「地政学リスクに強いエネルギー需給構造を」 JERA・奥田久栄が目指す『レジリエンス経営』

当面の現実的な対応を 

「LNG(液化天然ガス)のスポット調達量をできるだけ減らすことが国民負担、お客様の負担軽減のカギになる。石炭火力は地政学リスクに強く、平時と有事で使い分けながら活用していく。緊急時には石炭火力をフル稼働して、余分なLNGを使うのを止めようと考えている」 

 こう語るのは、JERA社長の奥田久栄氏。 

【著者に聞く】『エネルギーの地政学』 日本エネルギー経済研究所 専務理事・小山 堅

 中東情勢の混乱が続く中、JERAは今後の電気料金上昇の抑制に向けて、石炭火力発電を有事に積極活用していく方針を示した。

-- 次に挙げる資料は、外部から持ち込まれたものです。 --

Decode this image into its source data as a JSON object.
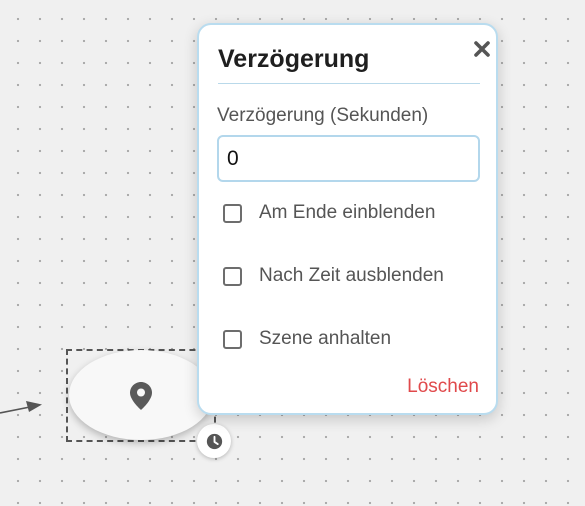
{
  "popup": {
    "title": "Verzögerung",
    "close_icon": "close-icon",
    "field_label": "Verzögerung (Sekunden)",
    "delay_value": "0",
    "options": [
      {
        "label": "Am Ende einblenden",
        "checked": false
      },
      {
        "label": "Nach Zeit ausblenden",
        "checked": false
      },
      {
        "label": "Szene anhalten",
        "checked": false
      }
    ],
    "delete_label": "Löschen"
  },
  "node": {
    "icon": "map-pin-icon",
    "badge_icon": "clock-icon"
  },
  "colors": {
    "background": "#f0f0f0",
    "popup_border": "#b9dcef",
    "delete": "#e0494b",
    "icon": "#5a5a5a"
  }
}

早ければ、今夏から電力小売事業者向けに長期PPA(電力購入契約)の販売を検討している。 

 石炭はLNGに比べて、燃焼時のCO2(二酸化炭素)排出量が多い。環境省の資料によると、石炭を10とすると、原油が7.5、LNGは5.5。つまり、石炭はLNGの倍近いCO2を排出することになり、昨今の脱炭素化の動きを受け、エネルギー各社は石炭火力からLNG火力に切り替えてきた。 

 一方、石炭火力はLNG火力よりも安価だ。今春以降の中東情勢の緊迫化を受けても、石炭燃料の価格は原油やLNGほど上昇していない。このため、JERAは安価な石炭火力を積極活用することで、電力価格を抑えようとしているのだ。 

 トランプ米政権の誕生やウクライナや中東での戦争を受け、現在は世界中で脱炭素に向けた動きに急ブレーキがかかっている。とはいえ、中長期的な脱炭素や低炭素化への移行は必要であるが、奥田氏は「前提として、石炭からアンモニアへの燃料転換やCCS(CO2の回収・貯留)活用による低炭素化は着実に進めていく」と強調する。 

 中長期的な脱炭素への移行と足元の安定供給の両立をどのように実現していくか―─。 

 全てのエネルギー企業に課された問いであるが、今回、JERAは当面の現実的な対応として、石炭火力発電の柔軟な活用を決めた。 

 具体的には電力需要の少ない春や秋などの平時は石炭火力の出力を抑制して、CO2排出量を軽減。夏や冬などを含めた有事には石炭火力を活用して、LNGのスポット調達量を削減。企業や一般家庭の電気料金の負担を軽減させる考え。 

 JERAの試算によると、仮に石炭火力を使用せず、LNG火力のみで有事に対応する場合、LNG火力による日本全体での総発電コストは年間約16兆円。LNG火力と石炭火力を併用すれば13兆円で、3兆円ほどコストが削減できるという。 

 奥田氏は「低炭素化を進めながら、地政学リスクに強い石炭火力という選択肢を残すことで、今後もお客様の負担軽減につなげる」とした上で、「資源小国・日本としては石炭火力発電を柔軟に活用していくべき」と語る。